The district had been classified by the New Jersey Department of Education as being in District Factor Group "DE", the fifth-highest of eight groupings. District Factor Groups organize districts statewide to allow comparison by common socioeconomic characteristics of the local districts. From lowest socioeconomic status to highest, the categories are A, B, CD, DE, FG, GH, I and J.
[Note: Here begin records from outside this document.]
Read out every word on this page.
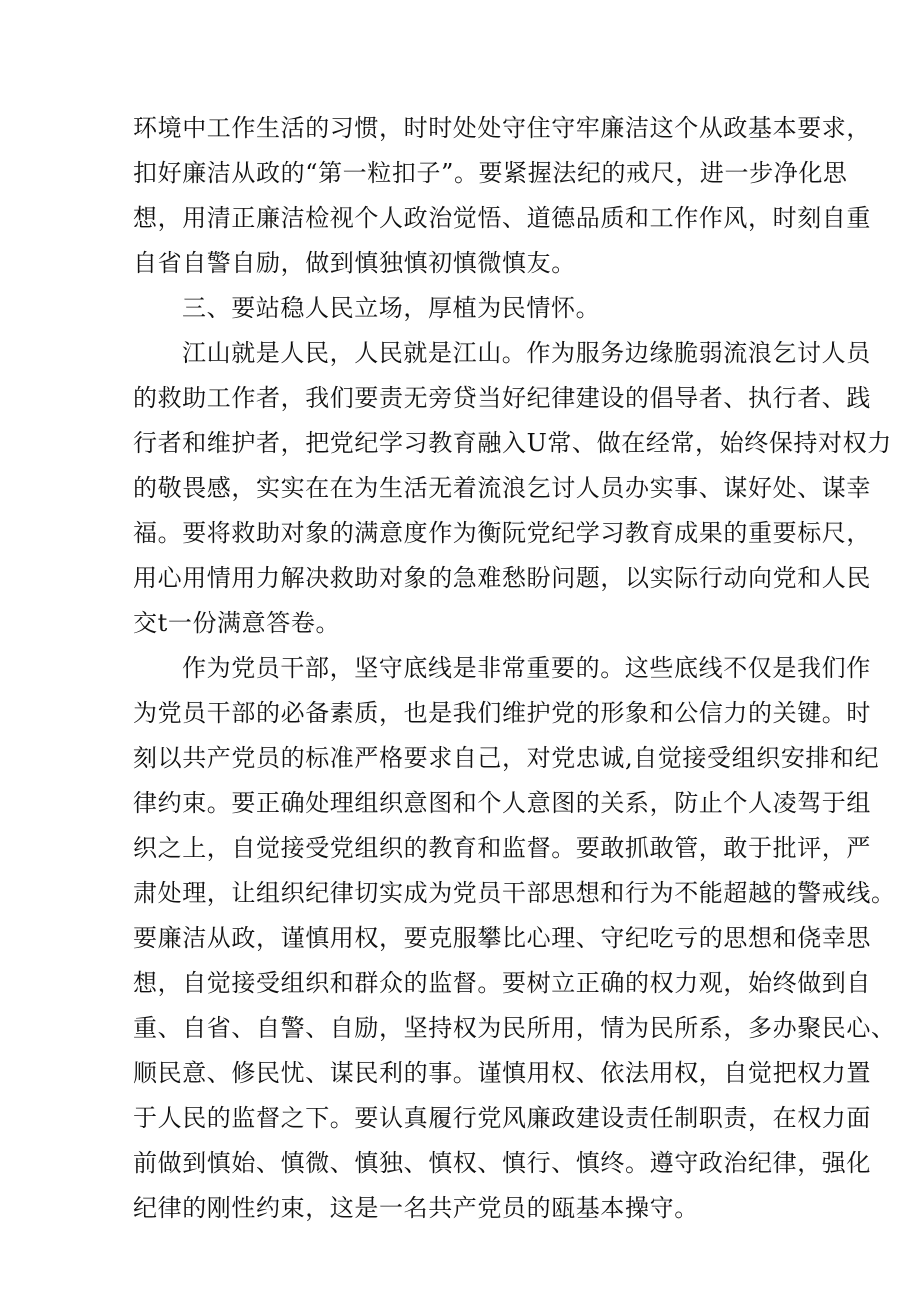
环境中工作生活的习惯，时时处处守住守牢廉洁这个从政基本要求，
扣好廉洁从政的“第一粒扣子”。要紧握法纪的戒尺，进一步净化思
想，用清正廉洁检视个人政治觉悟、道德品质和工作作风，时刻自重
自省自警自励，做到慎独慎初慎微慎友。
三、要站稳人民立场，厚植为民情怀。
江山就是人民，人民就是江山。作为服务边缘脆弱流浪乞讨人员
的救助工作者，我们要责无旁贷当好纪律建设的倡导者、执行者、践
行者和维护者，把党纪学习教育融入U常、做在经常，始终保持对权力
的敬畏感，实实在在为生活无着流浪乞讨人员办实事、谋好处、谋幸
福。要将救助对象的满意度作为衡阮党纪学习教育成果的重要标尺，
用心用情用力解决救助对象的急难愁盼问题，以实际行动向党和人民
交t一份满意答卷。
作为党员干部，坚守底线是非常重要的。这些底线不仅是我们作
为党员干部的必备素质，也是我们维护党的形象和公信力的关键。时
刻以共产党员的标准严格要求自己，对党忠诚,自觉接受组织安排和纪
律约束。要正确处理组织意图和个人意图的关系，防止个人凌驾于组
织之上，自觉接受党组织的教育和监督。要敢抓敢管，敢于批评，严
肃处理，让组织纪律切实成为党员干部思想和行为不能超越的警戒线。
要廉洁从政，谨慎用权，要克服攀比心理、守纪吃亏的思想和侥幸思
想，自觉接受组织和群众的监督。要树立正确的权力观，始终做到自
重、自省、自警、自励，坚持权为民所用，情为民所系，多办聚民心、
顺民意、修民忧、谋民利的事。谨慎用权、依法用权，自觉把权力置
于人民的监督之下。要认真履行党风廉政建设责任制职责，在权力面
前做到慎始、慎微、慎独、慎权、慎行、慎终。遵守政治纪律，强化
纪律的刚性约束，这是一名共产党员的瓯基本操守。
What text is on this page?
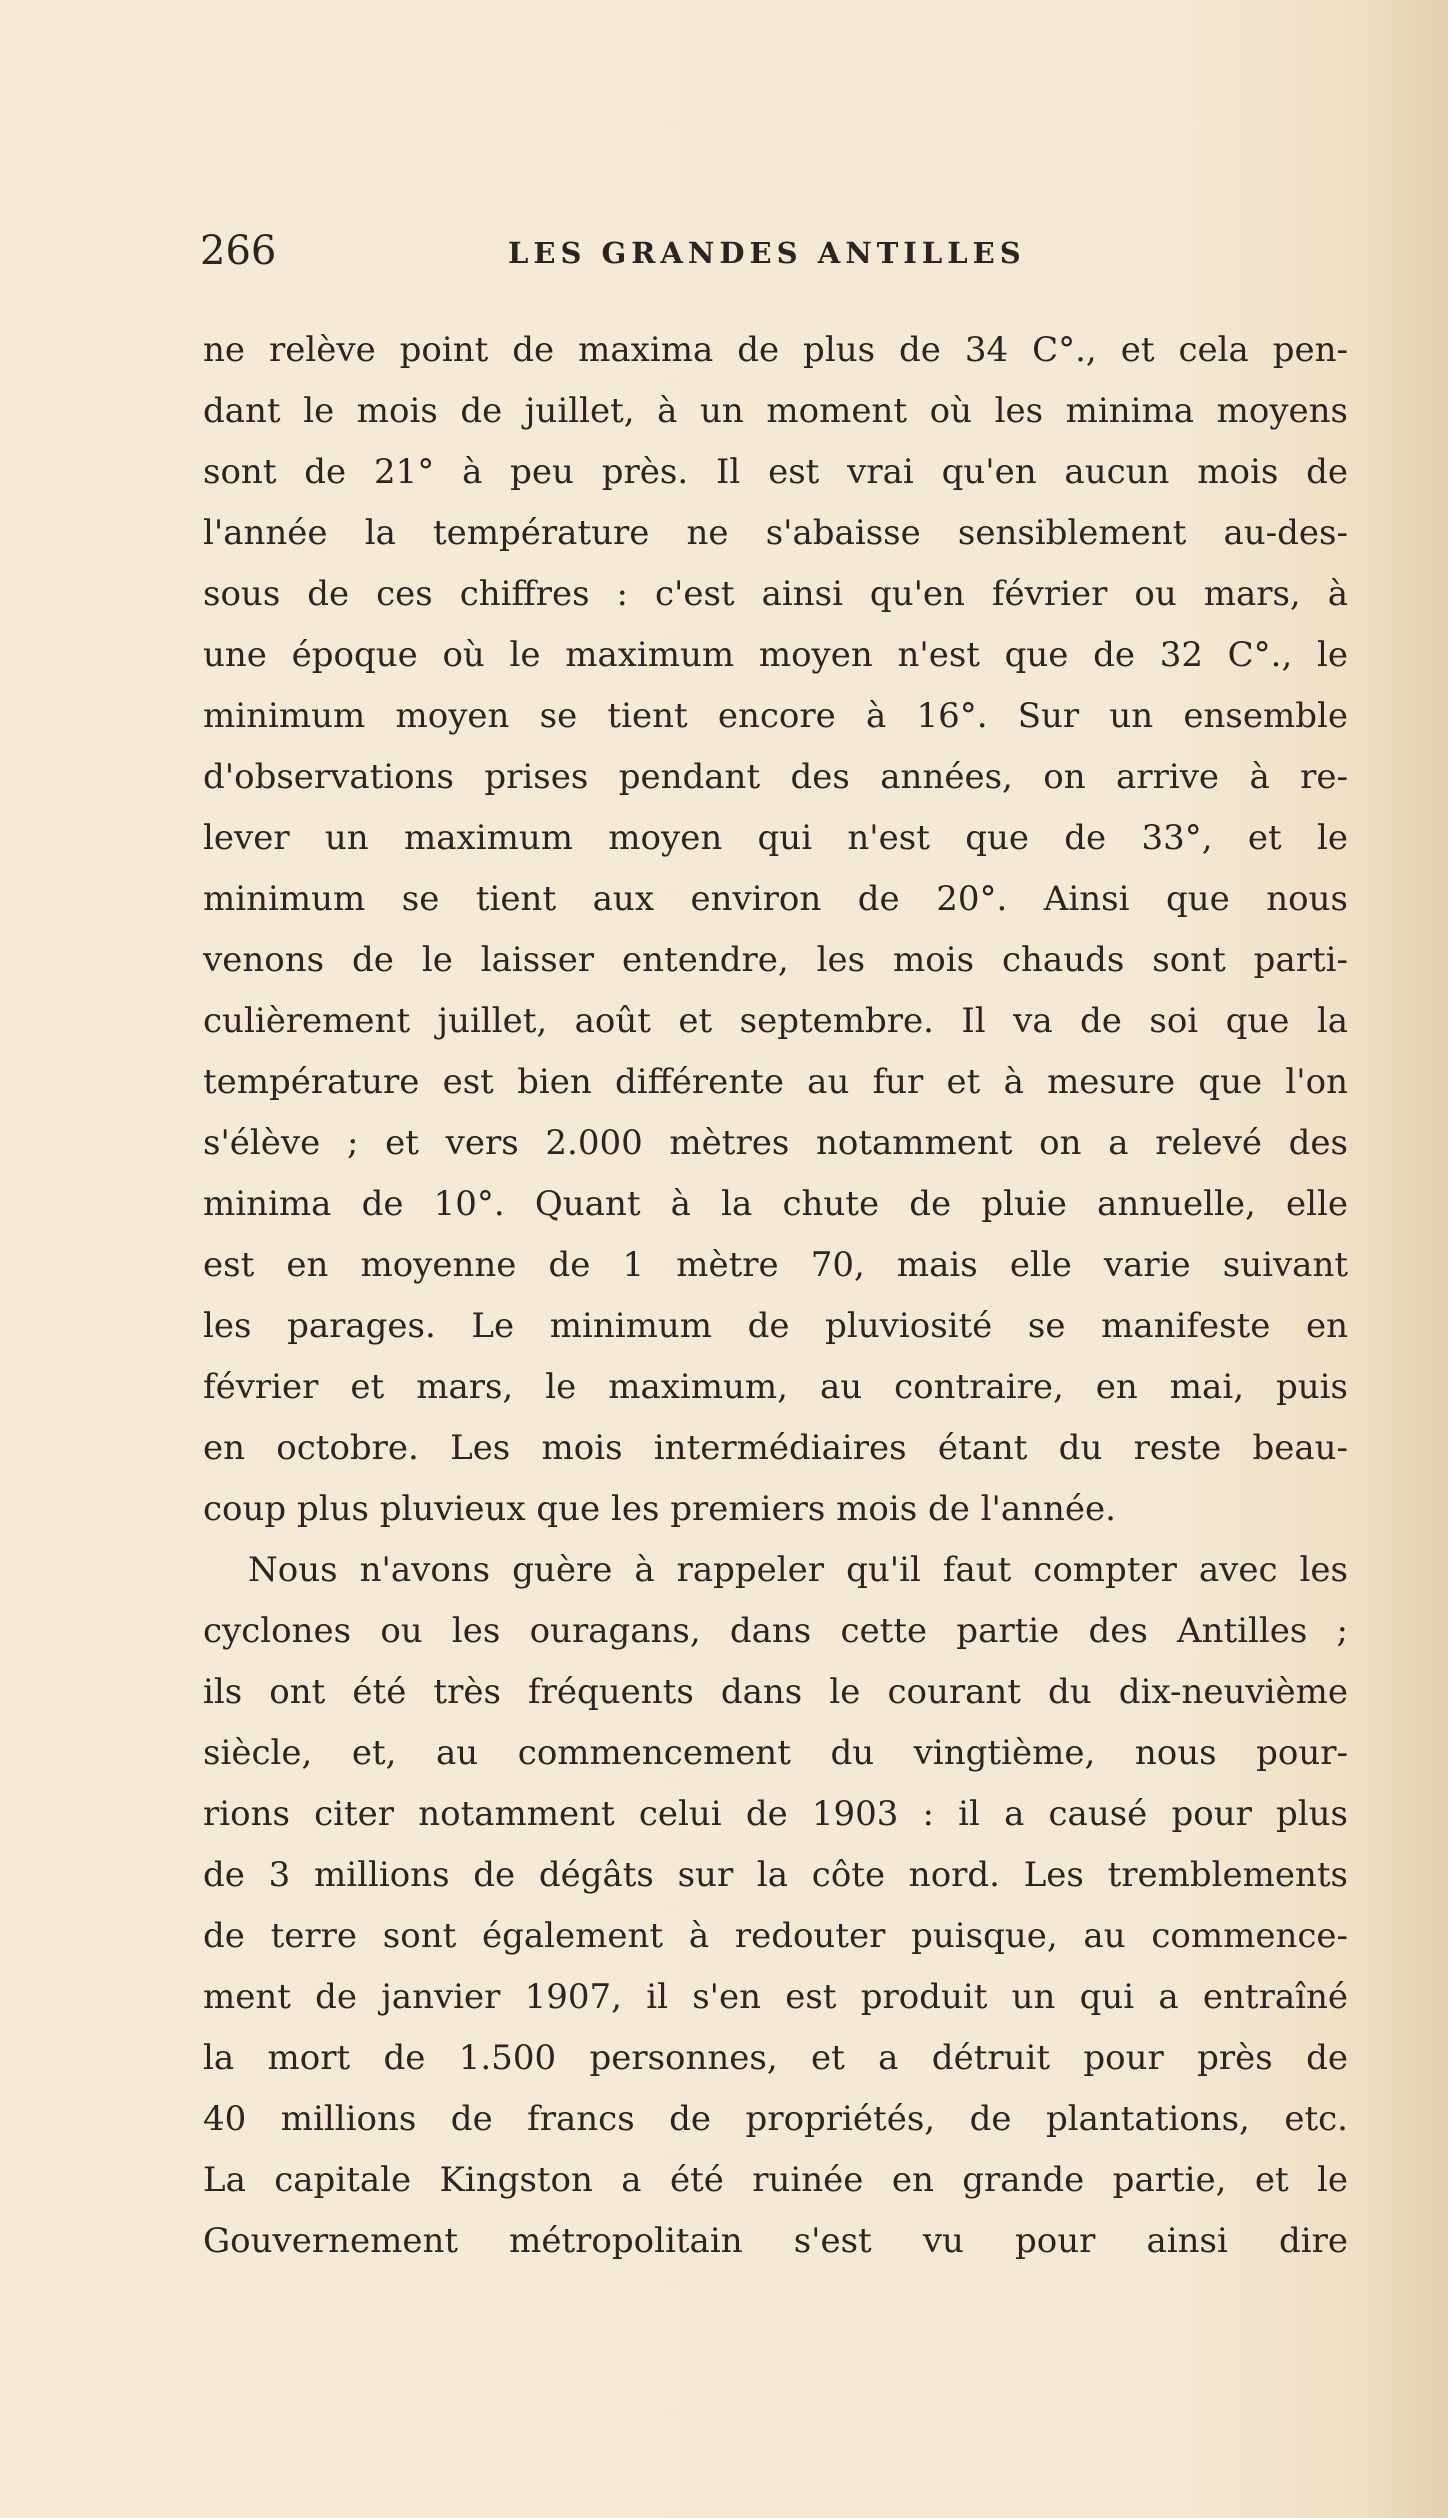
266	LES GRANDES ANTILLES
ne relève point de maxima de plus de 34 C°., et cela pen-
dant le mois de juillet, à un moment où les minima moyens
sont de 21° à peu près. Il est vrai qu'en aucun mois de
l'année la température ne s'abaisse sensiblement au-des-
sous de ces chiffres : c'est ainsi qu'en février ou mars, à
une époque où le maximum moyen n'est que de 32 C°., le
minimum moyen se tient encore à 16°. Sur un ensemble
d'observations prises pendant des années, on arrive à re-
lever un maximum moyen qui n'est que de 33°, et le
minimum se tient aux environ de 20°. Ainsi que nous
venons de le laisser entendre, les mois chauds sont parti-
culièrement juillet, août et septembre. Il va de soi que la
température est bien différente au fur et à mesure que l'on
s'élève ; et vers 2.000 mètres notamment on a relevé des
minima de 10°. Quant à la chute de pluie annuelle, elle
est en moyenne de 1 mètre 70, mais elle varie suivant
les parages. Le minimum de pluviosité se manifeste en
février et mars, le maximum, au contraire, en mai, puis
en octobre. Les mois intermédiaires étant du reste beau-
coup plus pluvieux que les premiers mois de l'année.
Nous n'avons guère à rappeler qu'il faut compter avec les
cyclones ou les ouragans, dans cette partie des Antilles ;
ils ont été très fréquents dans le courant du dix-neuvième
siècle, et, au commencement du vingtième, nous pour-
rions citer notamment celui de 1903 : il a causé pour plus
de 3 millions de dégâts sur la côte nord. Les tremblements
de terre sont également à redouter puisque, au commence-
ment de janvier 1907, il s'en est produit un qui a entraîné
la mort de 1.500 personnes, et a détruit pour près de
40 millions de francs de propriétés, de plantations, etc.
La capitale Kingston a été ruinée en grande partie, et le
Gouvernement métropolitain s'est vu pour ainsi dire
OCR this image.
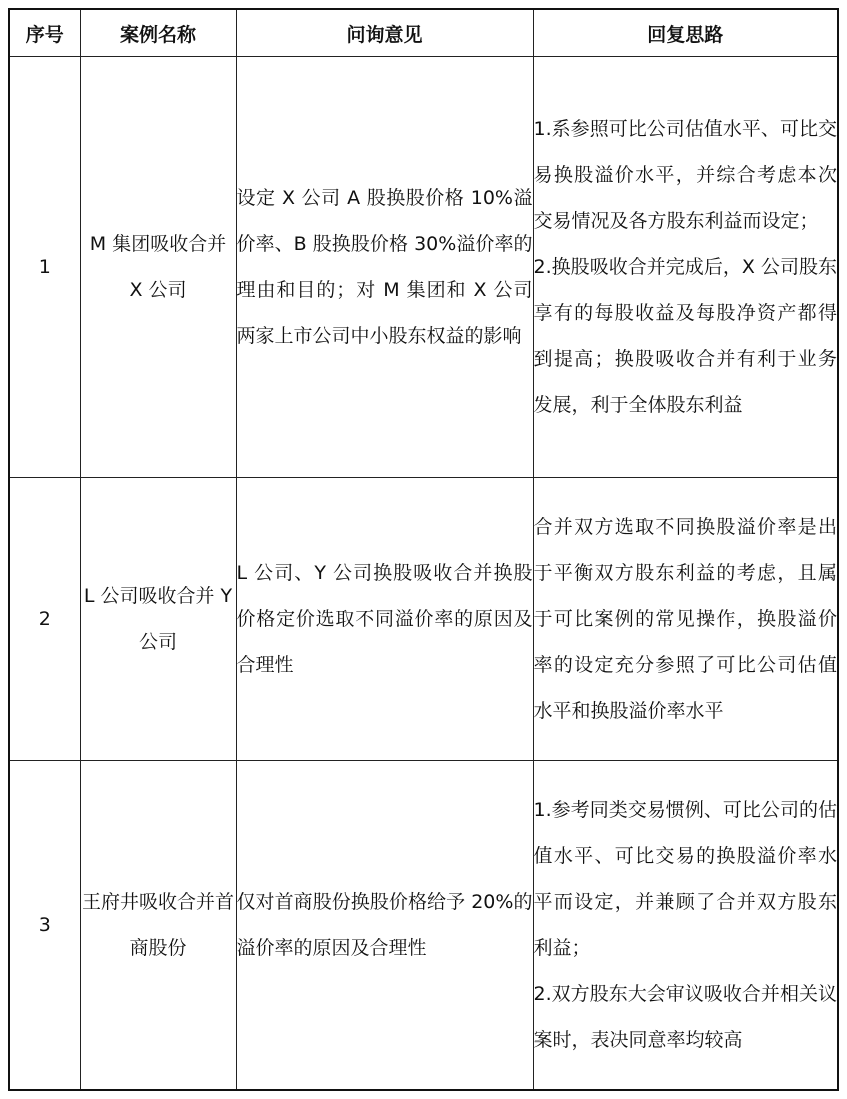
序号	案例名称	问询意见	回复思路
1	M 集团吸收合并 X 公司	设定 X 公司 A 股换股价格 10%溢价率、B 股换股价格 30%溢价率的理由和目的；对 M 集团和 X 公司两家上市公司中小股东权益的影响	1.系参照可比公司估值水平、可比交易换股溢价水平，并综合考虑本次交易情况及各方股东利益而设定；
2.换股吸收合并完成后，X 公司股东享有的每股收益及每股净资产都得到提高；换股吸收合并有利于业务发展，利于全体股东利益

2	L 公司吸收合并 Y 公司	L 公司、Y 公司换股吸收合并换股价格定价选取不同溢价率的原因及合理性	合并双方选取不同换股溢价率是出于平衡双方股东利益的考虑，且属于可比案例的常见操作，换股溢价率的设定充分参照了可比公司估值水平和换股溢价率水平

3	王府井吸收合并首商股份	仅对首商股份换股价格给予 20%的溢价率的原因及合理性	1.参考同类交易惯例、可比公司的估值水平、可比交易的换股溢价率水平而设定，并兼顾了合并双方股东利益；
2.双方股东大会审议吸收合并相关议案时，表决同意率均较高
Students in public school for grades nine through twelve attend Woodstown High School in Woodstown, which serves students from Pilesgrove Township and Woodstown, along with students from Alloway Township, Oldmans Township and Upper Pittsgrove Township who attend the high school as part of sending/receiving relationships with the Woodstown-Pilesgrove Regional School District. As of the 2023–24 school year, the high school had an enrollment of 537 students and 52.0 classroom teachers (on an FTE basis), for a student–teacher ratio of 10.3:1.

==School==
Alloway Township School served 289 students in grades PreK–8 in the 2023–24 school year.

==Administration==
Core members of the district's administration are:
- Amy Morley, superintendent
- Kimberly Fleetwood, business administrator and board secretary. Allen performs the same role with the Elsinboro Township School District and the Lower Alloways Creek Township School District as part of a shared services agreement.

==Board of education==
The district's board of education, comprised of nine members, sets policy and oversees the fiscal and educational operation of the district through its administration. As a Type II school district, the board's trustees are elected directly by voters to serve three-year terms of office on a staggered basis, with three seats up for election each year held (since 2012) as part of the November general election. The board appoints a superintendent to oversee the district's day-to-day operations and a business administrator to supervise the business functions of the district.